Evangelical Fear: Recovering our Faith in Justification by Faith

This series of posts is a reflection on a lack of innovation in the evangelical church.  A reflection which has led me to the uncomfortable thought that we lack innovation not because it is not needed but because we fear it!   The presence of fear, in this context, reveals the absence of faith.  Not the type of faith which means you know the right answers but the type of faith that means you shape your life, desires and ambitions around the right answers.  It is a faith that informs the head, warms the heart and moves the feet.

In the last post I suggested we needed to recover our faith in the sovereignty of God.  In this post I want to suggest that a recovery of our faith in justification by faith will lead to more risk-taking and greater innovation for the church.

Many of us shy away from risk or innovation because we are averse to the consequences.  If we fail – are we a failure?  If we succeed are we a heretic?  If we try something new are we a trouble-maker?  If we don’t follow the same path as everyone else are we arrogant?

For many of us we doggedly hold to the doctrine of justification by faith as that which will save us on the last day but we do not apply this great truth to today (Tim Chester).  Instead we desperately look to our ministry effectiveness, church size, busyness of ministry, recognition by our peers, methodological orthodoxy or church attendance to make us feel significant, important or justified to others or most often to ourselves.

We need to hear Jesus say “It is finished!” BEFORE we begin our work, our ministry or get up in the morning.  There is no longer any need to prove yourself, outperform anyone else or justify ourself.  You are a beloved child of the Most High God- and nothing can change that.  Even if it were possible for you to mess it all up and fail every time – “It is finished!” you cannot change your status before God, cannot un-justify yourself, cannot make God love you more or less through your achievements or lack thereof.  This is, in part, what it means to live as one whose heart is captured by justification by faith and the cross of Christ.

If my reputation is secure…

  • Perhaps it is not necessary to have a thriving youth ministry to be a successful church.
  • Perhaps the mark of a growing church is not adding a 2nd or 3rd service.
  • Perhaps you don’t need that university recognised theological degree to be legit.
  • Perhaps it is not the books you read or the committees you sit on or your seating capacity of your church.
  • Perhaps it is not even necessary to be a self-sustaining church?

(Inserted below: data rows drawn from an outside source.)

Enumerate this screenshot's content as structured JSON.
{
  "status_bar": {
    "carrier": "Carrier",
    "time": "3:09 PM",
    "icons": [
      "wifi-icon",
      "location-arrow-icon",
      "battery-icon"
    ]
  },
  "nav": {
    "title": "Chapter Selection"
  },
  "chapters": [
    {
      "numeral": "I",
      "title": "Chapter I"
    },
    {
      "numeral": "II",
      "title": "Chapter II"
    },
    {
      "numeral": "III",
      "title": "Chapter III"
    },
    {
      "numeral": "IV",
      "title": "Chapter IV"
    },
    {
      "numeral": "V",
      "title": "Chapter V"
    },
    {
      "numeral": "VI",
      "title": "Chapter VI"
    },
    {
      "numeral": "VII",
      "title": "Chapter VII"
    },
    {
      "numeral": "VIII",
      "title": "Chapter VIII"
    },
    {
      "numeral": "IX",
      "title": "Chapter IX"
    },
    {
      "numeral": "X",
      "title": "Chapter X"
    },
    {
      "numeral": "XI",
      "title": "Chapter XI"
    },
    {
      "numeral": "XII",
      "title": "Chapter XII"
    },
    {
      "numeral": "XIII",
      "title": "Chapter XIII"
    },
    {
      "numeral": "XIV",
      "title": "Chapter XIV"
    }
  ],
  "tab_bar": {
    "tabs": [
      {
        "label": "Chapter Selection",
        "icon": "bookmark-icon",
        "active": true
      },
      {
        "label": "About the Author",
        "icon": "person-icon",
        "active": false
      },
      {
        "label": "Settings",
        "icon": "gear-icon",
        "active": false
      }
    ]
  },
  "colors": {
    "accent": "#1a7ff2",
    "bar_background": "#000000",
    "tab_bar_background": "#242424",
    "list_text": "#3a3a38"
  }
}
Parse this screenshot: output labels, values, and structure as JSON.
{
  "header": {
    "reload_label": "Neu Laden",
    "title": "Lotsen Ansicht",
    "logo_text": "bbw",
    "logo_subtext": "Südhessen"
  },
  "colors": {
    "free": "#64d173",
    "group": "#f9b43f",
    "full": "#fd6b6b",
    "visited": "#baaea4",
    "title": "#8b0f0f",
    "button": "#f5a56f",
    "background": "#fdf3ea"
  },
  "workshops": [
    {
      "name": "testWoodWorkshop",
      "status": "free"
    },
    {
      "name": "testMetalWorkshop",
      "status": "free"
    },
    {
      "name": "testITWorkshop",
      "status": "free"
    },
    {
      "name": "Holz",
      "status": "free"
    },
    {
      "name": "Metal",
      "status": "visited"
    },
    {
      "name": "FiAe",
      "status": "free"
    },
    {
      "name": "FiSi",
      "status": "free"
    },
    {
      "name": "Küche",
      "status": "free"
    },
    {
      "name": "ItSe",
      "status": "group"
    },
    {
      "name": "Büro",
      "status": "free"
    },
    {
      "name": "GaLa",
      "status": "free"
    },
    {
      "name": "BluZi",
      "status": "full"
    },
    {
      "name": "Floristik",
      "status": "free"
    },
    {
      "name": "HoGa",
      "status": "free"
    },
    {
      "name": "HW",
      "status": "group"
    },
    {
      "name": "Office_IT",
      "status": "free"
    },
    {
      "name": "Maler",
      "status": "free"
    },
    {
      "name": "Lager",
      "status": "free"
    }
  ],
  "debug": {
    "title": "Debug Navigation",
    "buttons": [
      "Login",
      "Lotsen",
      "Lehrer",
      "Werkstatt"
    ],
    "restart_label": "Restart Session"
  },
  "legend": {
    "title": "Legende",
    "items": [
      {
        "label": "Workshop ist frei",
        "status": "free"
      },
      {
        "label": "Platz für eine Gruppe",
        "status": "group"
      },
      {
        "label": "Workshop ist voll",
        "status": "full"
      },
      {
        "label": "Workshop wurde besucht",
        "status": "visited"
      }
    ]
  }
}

If it is the gospel that has captured our hearts rather than the “worship of the bitch-goddess success” (William James– love that turn of phrase) then might we see more Homeless Pastors (as in pastors to the homeless not domicile-ly challenged pastors).  Or what about releasing some of your key people to go and live among the “night people” of our city (i.e. probably not going to make Sunday morning)- chefs, waiters, street vendors and pimps.  Walk the streets, meet them for a drink when they get off shift at 2pm, find ways to bless the homeless sleeping rough, attend late night gigs, befriend car guards, bouncers and taxi drivers.  This probably won’t grow your church, nor will you be recognised or even liked honoured for releasing people to do this.

Reaching out to those who are far from the church – the broken, messed-up, sinful, angry and disinterested will get messy.  You will lose control, credibility, comfort and conformity. It will not be a job that can be quantified in office hours, job descriptions or five-year plans.  It will be confusing, full of dead ends and about turns.  It will test your wisdom, your creativity and your credibility.  It will not be pretty, nor glamorous and probably not anything that could look legit or successful.  This will break your idealism and your heart, drive you to cynicism, alcohol or prayer.

Only one who daily rests in Christ’s finished work on their behalf will be able to stay the course in this vocation.